Officers are trained in the Basic Law Enforcement Course to give a pre-test admonition before administering a PAS test (P.O.S.T. Basic Course Workbook – Learning Domain 28, Driving Under the Influence, Section 5-3): 

“If the officer decides to use a PAS test, the officer shall advise the person that: They are requesting that person to take a voluntary preliminary alcohol screening test to assist the officer in determining if that person is under the influence of alcohol or drugs, or a combination of alcohol and drugs. The officer shall advise the person of that fact and of the person’s right to refuse to take the preliminary alcohol screening test.” 

Officers are encouraged to follow their department policy in this area.  

It is noted that after a citizen report of erratic driving, the officer in this case followed the defendant’s vehicle and observed similar behavior. Following a vehicle after a citizen report of DUI (“Report DUI” signs are prominently posted on our California roadways) to observe a Vehicle Code violation or other driving consistent with DUI, is not required to make a detention. As long as your dispatcher communicates to you the nature of the driving, vehicle description and direction of travel, you are good to go with a contemporaneous stop.  

Examples 

After an anonymous 911 cellphone call reporting reckless driving, a CHP officer pulled over a Ford truck on Highway 1 in Mendocino County. The caller reported the truck “had run her off the road,” provided a full vehicle description including license plate number and gave a mile marker and direction of vehicle travel. The officer followed the truck for five minutes while awaiting backup but viewed no illegal or unusual driving activity. After a stop, officers detected the overwhelming smell of marijuana emanating from the truck bed. They searched and found four large bags containing 30 pounds of marijuana. A court ruled the call included an eyewitness report of the incident, location and complete vehicle description. Running another car off the road suggests impairment that is characteristic of DUI. The officer’s failure to observe any additional suspicious driving did not dispel reasonable suspicion to detain (Navarette v. California (2014) 562 U.S. 393). 
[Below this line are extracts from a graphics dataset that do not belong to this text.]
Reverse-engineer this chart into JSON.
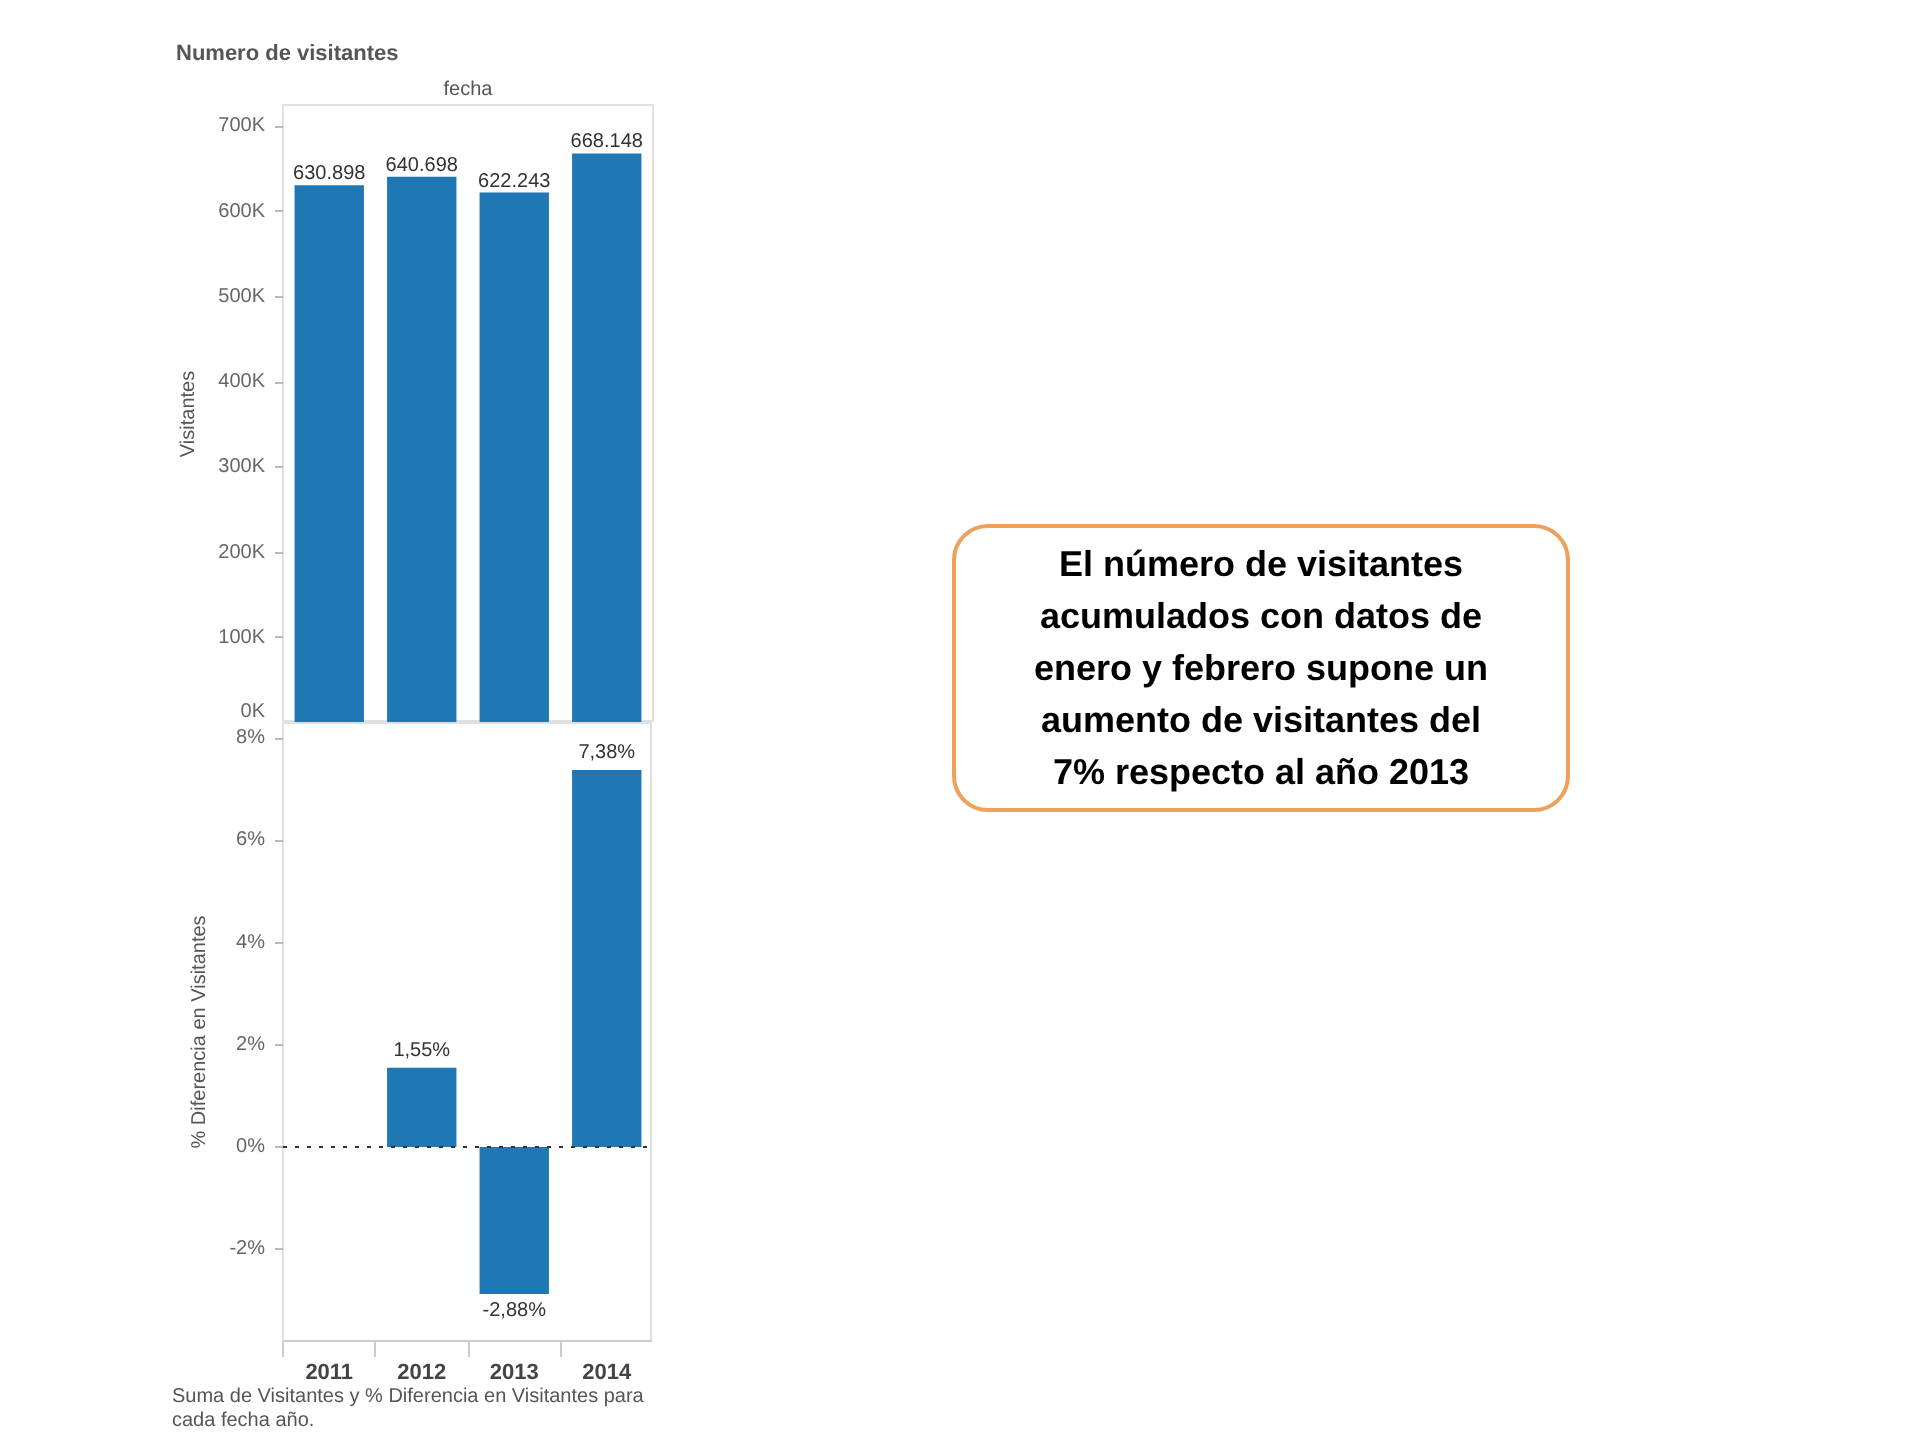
{
  "chart_data": [
    {
      "type": "bar",
      "title": "Numero de visitantes",
      "xlabel": "fecha",
      "ylabel": "Visitantes",
      "categories": [
        "2011",
        "2012",
        "2013",
        "2014"
      ],
      "values": [
        630898,
        640698,
        622243,
        668148
      ],
      "value_labels": [
        "630.898",
        "640.698",
        "622.243",
        "668.148"
      ],
      "color": "#1f77b4",
      "ylim": [
        0,
        725000
      ],
      "yticks": [
        {
          "value": 0,
          "label": "0K"
        },
        {
          "value": 100000,
          "label": "100K"
        },
        {
          "value": 200000,
          "label": "200K"
        },
        {
          "value": 300000,
          "label": "300K"
        },
        {
          "value": 400000,
          "label": "400K"
        },
        {
          "value": 500000,
          "label": "500K"
        },
        {
          "value": 600000,
          "label": "600K"
        },
        {
          "value": 700000,
          "label": "700K"
        }
      ],
      "tick_labels": "y"
    },
    {
      "type": "bar",
      "ylabel": "% Diferencia en Visitantes",
      "categories": [
        "2011",
        "2012",
        "2013",
        "2014"
      ],
      "values": [
        null,
        1.55,
        -2.88,
        7.38
      ],
      "value_labels": [
        null,
        "1,55%",
        "-2,88%",
        "7,38%"
      ],
      "color": "#1f77b4",
      "ylim": [
        -3.8,
        8.3
      ],
      "yticks": [
        {
          "value": -2,
          "label": "-2%"
        },
        {
          "value": 0,
          "label": "0%"
        },
        {
          "value": 2,
          "label": "2%"
        },
        {
          "value": 4,
          "label": "4%"
        },
        {
          "value": 6,
          "label": "6%"
        },
        {
          "value": 8,
          "label": "8%"
        }
      ],
      "ref_lines": [
        {
          "axis": "y",
          "value": 0,
          "color": "#333333",
          "line_style": "dotted"
        }
      ],
      "annotations": [
        "Suma de Visitantes y % Diferencia en Visitantes para cada fecha año."
      ]
    },
    {
      "type": "other",
      "annotations": [
        "El número de visitantes acumulados con datos de enero y febrero supone un aumento de visitantes del 7% respecto al año 2013"
      ]
    }
  ]
}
At 1:43 a.m., an anonymous call to the CHP in Kern County reported “an ’80s model blue van... heading northbound on Highway 99 north of Bakersfield at about Airport Drive” and that the vehicle was “weaving all over the roadway.” Two to three minutes later, an officer observed a blue van traveling northbound and pulled behind it, but did not observe any Vehicle Code violations. The officer stopped the van and the defendant was arrested for DUI drugs and possession of heroin. A caller who reports an erratic, possible drunk driver and describes the vehicle and its location will almost always be someone who witnessed the driving (firsthand knowledge). The caller reported the vehicle description, direction of travel and cross street, and there was a close time interval between the report and stop. “An erratic and possible drunk driver poses an imminent threat to public safety and there is a substantial governmental interest in stopping the driver as quickly as possible” (Peo. v. Wells (2006) 38 Cal. 4th 1078.)